По утрам Соймонова часто навещал Иван Кирилов — обер-секретарь сенатский. Как и в Москве, раскладывали они карты.
— Академик Жозеф Делиль для нужд Камчатской экспедиции карту составил. И в Сенате уже толкуют, чтобы Витусу Берингу к Америке идти, землю Хуаны да Гама искать… А где есть земля та? Не ведаю.
Кирилов грудью бился об стол, — жестоко кашляя.
— Может, такой и совсем нету? — сказал, отдышавшись. — Нет ли подвоха тут? Дабы навигаторов наших от земель Камчатских отдалить, на бесплодные поиски их посылая? Не к тому ли Делиль и братца своего из Парижа сюды вызвал да в отряд к Берингу его пихает?
— Сколько слов я сказал! — обозлился Соймонов. — А все без толку… Подозрение имею.
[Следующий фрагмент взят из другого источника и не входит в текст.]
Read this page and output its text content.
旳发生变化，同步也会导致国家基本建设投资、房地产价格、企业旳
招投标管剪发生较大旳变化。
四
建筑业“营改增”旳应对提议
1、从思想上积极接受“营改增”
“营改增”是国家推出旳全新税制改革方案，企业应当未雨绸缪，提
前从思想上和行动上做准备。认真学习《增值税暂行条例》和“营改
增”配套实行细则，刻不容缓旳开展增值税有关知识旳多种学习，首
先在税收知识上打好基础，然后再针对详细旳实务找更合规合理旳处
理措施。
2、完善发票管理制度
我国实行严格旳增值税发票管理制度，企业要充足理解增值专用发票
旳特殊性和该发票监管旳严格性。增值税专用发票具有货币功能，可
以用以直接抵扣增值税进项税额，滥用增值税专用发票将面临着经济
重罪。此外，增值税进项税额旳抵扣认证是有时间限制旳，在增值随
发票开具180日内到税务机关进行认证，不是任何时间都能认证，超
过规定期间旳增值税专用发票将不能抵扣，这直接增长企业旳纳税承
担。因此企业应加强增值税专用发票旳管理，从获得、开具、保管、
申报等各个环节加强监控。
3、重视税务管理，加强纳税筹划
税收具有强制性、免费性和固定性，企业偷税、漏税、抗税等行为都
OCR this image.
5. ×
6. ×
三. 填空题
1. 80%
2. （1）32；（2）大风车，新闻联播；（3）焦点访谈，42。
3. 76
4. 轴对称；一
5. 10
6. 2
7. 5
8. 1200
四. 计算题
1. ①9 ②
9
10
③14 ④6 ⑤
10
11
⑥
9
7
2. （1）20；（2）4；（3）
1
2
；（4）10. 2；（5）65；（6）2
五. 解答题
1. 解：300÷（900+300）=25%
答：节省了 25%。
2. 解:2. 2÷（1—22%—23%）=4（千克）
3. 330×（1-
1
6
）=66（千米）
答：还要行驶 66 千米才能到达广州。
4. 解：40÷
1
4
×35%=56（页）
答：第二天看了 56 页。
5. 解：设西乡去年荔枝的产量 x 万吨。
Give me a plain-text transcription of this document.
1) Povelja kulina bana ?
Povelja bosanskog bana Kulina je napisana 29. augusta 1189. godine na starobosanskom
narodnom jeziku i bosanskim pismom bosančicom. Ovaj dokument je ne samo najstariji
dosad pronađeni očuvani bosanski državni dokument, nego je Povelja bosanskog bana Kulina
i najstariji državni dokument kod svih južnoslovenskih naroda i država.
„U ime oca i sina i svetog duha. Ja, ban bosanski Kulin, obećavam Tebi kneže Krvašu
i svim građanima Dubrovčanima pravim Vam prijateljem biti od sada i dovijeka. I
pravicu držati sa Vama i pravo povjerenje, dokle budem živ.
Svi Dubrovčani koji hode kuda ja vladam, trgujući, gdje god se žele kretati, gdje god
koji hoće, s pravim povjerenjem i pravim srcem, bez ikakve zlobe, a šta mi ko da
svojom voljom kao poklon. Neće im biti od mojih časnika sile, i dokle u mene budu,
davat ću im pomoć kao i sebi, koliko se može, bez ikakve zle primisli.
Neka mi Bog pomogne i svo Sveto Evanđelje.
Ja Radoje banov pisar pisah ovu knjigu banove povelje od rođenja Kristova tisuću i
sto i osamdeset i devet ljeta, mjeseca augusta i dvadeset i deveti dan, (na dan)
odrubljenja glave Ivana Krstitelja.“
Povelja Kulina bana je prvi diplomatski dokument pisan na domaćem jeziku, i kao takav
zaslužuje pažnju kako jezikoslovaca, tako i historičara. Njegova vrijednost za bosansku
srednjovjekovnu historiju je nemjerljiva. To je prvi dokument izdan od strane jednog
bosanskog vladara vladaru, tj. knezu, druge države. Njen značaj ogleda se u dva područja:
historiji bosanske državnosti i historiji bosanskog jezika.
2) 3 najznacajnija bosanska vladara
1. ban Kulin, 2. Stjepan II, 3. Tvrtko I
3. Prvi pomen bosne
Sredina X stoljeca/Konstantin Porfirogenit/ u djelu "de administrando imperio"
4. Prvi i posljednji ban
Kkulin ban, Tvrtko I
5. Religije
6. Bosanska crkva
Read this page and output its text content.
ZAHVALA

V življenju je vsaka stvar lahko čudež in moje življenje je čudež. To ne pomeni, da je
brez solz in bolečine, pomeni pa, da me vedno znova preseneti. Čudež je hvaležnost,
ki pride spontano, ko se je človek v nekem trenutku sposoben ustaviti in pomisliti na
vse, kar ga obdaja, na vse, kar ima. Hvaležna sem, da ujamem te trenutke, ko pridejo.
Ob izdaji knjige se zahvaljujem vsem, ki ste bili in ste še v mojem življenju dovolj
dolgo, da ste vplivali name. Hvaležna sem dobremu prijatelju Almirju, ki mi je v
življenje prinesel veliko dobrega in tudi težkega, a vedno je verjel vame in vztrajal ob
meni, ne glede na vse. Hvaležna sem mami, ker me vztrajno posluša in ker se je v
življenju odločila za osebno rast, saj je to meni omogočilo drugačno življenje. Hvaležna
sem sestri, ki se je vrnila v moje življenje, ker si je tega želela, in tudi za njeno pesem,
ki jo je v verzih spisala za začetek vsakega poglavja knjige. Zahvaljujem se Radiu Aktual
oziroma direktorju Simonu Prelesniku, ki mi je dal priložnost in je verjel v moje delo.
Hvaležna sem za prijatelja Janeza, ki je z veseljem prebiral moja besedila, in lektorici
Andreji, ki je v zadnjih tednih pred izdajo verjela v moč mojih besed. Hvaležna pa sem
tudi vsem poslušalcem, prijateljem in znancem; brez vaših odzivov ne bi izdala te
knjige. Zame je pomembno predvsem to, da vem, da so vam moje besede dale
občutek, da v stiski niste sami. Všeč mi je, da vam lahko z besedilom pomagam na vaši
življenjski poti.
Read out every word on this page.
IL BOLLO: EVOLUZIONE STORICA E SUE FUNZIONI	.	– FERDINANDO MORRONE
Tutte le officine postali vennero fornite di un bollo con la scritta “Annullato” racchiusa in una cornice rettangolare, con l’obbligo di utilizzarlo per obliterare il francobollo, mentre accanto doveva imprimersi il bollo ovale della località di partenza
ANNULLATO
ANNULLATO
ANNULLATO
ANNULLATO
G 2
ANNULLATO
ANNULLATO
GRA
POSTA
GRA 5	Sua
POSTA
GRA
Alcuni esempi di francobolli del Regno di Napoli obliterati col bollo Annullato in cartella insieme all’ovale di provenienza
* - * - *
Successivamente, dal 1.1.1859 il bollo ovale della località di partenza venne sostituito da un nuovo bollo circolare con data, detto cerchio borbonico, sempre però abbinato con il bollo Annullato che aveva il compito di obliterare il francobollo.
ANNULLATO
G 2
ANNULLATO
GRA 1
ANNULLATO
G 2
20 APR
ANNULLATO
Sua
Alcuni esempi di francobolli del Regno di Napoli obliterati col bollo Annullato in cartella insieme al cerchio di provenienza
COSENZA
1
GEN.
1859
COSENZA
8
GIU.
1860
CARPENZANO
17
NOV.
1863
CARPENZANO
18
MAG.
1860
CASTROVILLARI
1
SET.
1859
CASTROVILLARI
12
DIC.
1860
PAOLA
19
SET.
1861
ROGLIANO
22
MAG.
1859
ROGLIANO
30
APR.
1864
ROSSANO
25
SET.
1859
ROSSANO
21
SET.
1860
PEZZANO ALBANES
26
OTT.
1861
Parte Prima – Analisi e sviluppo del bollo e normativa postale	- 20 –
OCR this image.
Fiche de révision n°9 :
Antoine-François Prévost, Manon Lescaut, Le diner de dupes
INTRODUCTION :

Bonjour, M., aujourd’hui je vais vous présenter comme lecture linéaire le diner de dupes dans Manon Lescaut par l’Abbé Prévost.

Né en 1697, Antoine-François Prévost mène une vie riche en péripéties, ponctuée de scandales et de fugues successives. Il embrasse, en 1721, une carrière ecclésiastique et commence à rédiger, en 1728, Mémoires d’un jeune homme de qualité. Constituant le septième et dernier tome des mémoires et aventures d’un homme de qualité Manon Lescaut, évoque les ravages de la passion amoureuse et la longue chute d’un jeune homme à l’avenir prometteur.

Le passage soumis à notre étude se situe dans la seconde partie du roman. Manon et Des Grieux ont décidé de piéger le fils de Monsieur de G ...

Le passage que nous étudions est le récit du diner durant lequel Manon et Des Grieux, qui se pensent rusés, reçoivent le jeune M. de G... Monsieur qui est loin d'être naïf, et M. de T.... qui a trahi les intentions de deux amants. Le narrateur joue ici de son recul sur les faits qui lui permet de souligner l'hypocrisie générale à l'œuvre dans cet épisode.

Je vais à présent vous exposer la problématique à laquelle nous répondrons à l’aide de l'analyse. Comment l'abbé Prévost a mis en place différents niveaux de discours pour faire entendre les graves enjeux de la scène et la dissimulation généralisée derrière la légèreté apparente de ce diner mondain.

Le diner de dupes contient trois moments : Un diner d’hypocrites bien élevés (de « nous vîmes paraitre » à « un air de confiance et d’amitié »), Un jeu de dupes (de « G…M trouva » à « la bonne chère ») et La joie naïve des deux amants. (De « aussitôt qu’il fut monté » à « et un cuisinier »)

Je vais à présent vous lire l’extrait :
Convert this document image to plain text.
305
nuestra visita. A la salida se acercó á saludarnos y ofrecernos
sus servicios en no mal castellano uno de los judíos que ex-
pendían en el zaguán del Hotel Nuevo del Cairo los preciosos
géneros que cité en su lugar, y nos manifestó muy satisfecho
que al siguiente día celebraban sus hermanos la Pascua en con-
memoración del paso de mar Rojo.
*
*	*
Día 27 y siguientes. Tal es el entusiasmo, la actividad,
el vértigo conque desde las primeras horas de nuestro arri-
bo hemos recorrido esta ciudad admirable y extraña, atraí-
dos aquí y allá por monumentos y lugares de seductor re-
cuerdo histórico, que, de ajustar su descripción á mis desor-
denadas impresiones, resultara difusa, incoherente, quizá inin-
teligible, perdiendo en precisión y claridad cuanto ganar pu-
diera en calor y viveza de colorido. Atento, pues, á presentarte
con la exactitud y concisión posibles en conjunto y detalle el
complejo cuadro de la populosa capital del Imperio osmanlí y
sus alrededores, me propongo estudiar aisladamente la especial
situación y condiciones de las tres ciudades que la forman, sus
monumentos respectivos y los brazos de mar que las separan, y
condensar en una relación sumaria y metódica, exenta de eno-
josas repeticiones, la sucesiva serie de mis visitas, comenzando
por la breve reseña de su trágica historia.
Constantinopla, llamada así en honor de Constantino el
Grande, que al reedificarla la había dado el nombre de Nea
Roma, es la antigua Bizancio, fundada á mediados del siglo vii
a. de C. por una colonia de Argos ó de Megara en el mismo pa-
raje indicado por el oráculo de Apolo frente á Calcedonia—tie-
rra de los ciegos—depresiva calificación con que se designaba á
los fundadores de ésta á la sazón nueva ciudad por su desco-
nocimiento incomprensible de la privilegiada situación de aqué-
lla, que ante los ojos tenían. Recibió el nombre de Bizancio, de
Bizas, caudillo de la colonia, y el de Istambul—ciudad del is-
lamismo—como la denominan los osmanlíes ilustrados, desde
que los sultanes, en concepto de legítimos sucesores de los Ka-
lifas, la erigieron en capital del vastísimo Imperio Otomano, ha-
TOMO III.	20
Будто Делиль тот, муж в науках почтенный. Генеральную карту России сознательно искажает. Мало того, копии с наших ландкарт снимает и подлым способом их в Париж переводит…
Неву однажды переезжая, Федор Иванович в Академию завернул.
— Имею, — огорошил Шумахера, — срочную надобность в сочинениях гишпанцев — де Фонте и дон Хуана Гамы…
Шумахер рот открыл. Думал. Потом спросил:
— А какого цвета книги сии?.. Была как будто одна. Вроде пергамин травчато-зеленый, а спрыск обреза на золоте…
— Тьфу! — сказал Соймонов и ушел, ничего не добившись.